Le ministre français des Affaires étrangères, Jean-Yves Le Drian, a demandé "que les accords de paix d'Alger de 2015 soient réellement mis en œuvre ".

Le patron de la diplomatie française a appelé le Mali et le Burkina Faso à s'investir davantage sur le plan politique pour rétablir la stabilité sur des territoires fragilisés par les violences djihadistes et intercommunautaires.
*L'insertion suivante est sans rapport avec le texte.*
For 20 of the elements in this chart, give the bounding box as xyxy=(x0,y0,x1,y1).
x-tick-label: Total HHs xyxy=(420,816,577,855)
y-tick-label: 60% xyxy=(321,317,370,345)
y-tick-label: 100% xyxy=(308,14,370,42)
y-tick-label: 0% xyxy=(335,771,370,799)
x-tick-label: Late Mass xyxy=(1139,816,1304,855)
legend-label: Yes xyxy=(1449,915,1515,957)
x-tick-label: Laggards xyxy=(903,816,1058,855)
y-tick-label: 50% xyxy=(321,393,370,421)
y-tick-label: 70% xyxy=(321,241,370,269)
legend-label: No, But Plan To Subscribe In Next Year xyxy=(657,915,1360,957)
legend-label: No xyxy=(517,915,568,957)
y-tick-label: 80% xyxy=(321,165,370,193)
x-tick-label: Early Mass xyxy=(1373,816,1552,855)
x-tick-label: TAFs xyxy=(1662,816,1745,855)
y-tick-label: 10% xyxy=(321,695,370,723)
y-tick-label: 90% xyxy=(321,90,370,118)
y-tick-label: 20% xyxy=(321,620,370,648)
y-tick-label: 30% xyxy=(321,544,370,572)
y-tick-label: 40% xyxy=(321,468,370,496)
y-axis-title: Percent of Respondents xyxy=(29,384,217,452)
C'était devant la commission des Affaires étrangères de l'Assemblée nationale, à la suite de la mort accidentelle de treize militaires français au Mali. "Ce qui me paraît le plus important maintenant, c'est encore plus d'action politique", a-t-il estimé.

"Plus d'action politique au Mali pour que les engagements pris soient respectés, pour que la mise en œuvre de ce qu'on appelle le DDR [Désarmement, démobilisation et réintégration] soit réellement actée, que les accords d'Alger, y compris dans la partie décentralisation, soient réellement mis en œuvre, que l'Etat malien revienne à Kidal et qu'il y ait une volonté commune affichée contre le terrorisme", a indiqué Jean-Yves Le Drian. Un accord de paix existe avec les rebelles depuis 2015. Mais son volet sur le désarmement et l'intégration de ces groupes dans les forces de défense maliennes peine à être appliqué.

Le chef de la diplomatie française appelle également à "plus d'action politique, plus de pression politique aussi au Burkina Faso où il importe que les autorités puissent rassembler la nation contre les risques. (...) Plus de politique aussi pour faire en sorte que la mise en œuvre de la force conjointe du G5 [Mali, Mauritanie, Niger, Burkina et Tchad] soit concrétisée ". Ajoutant que "Cela avance, mais cela met parfois un peu de temps", compte tenu de la lenteur des promesses.

Sur les quatre cent quatorze millions d'euros d'aide promis par la communauté internationale, cent soixante-seize millions ont été "mis en œuvre et sont en cours d'exécution ". Jean-Yves Le Drian a fait état de "désinformation" et reconnu qu' " il y a une vraie bataille de communication à mener, une vraie campagne d'explication, pour éviter le développement de fausses informations ". La force française Barkhane, soulignons-le, fait face à un rejet dans la population burkinabè, malienne et nigérienne.